Ultrasensitive detection of low-dose gamma radiation using polymeric thin films on microelectromechanical system-based sensors

Abstract

ABSTRACT A polymer-coated microelectromechanical system (MEMS) sensor was used in this study to detect electromagnetic nuclear radiation (gamma radiation) with high sensitivity. The resonance frequencies shift (RFS) resulting from the effect of gamma irradiation on the MEMS sensors coated with two polymeric thin films (polyacrylic acid [PAA] and polystyrene [PS]) were measured.
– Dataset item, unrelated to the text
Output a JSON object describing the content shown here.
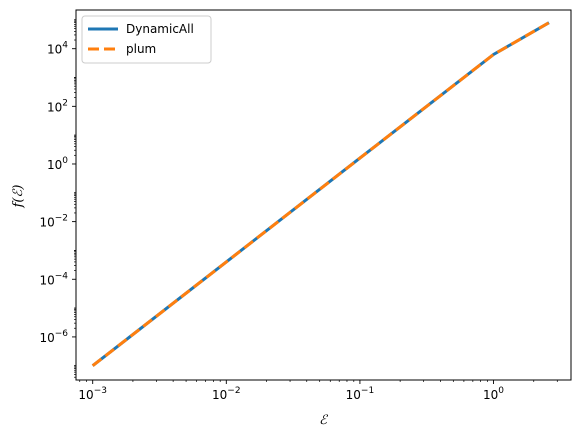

The mechanical and optical properties of the coated polymer layers on Si wafers were evaluated before and after irradiation using atomic force microscopy (AFM) and ultraviolet–visible spectrophotometry. Further, surface roughness and reflectivity of the PS polymer thin film were found to be linear as a function of the gamma irradiation time. However, there was no noticeable change in the RFS, surface roughness, or reflectivity of the PAA polymer thin film. These results were confirmed using spectroscopic ellipsometry measurements which showed that the surface roughness increased linearly as a function of the gamma irradiation time. Based on these findings, the interaction between gamma radiation and PS polymer revealed that the MEMS coated with PS produced a linear response that could be used to develop radiation sensors for low gamma doses. Although many techniques exist for detecting nuclear radiation, the sensor proposed has ultrasensitivity, high measurement accuracy, and low cost.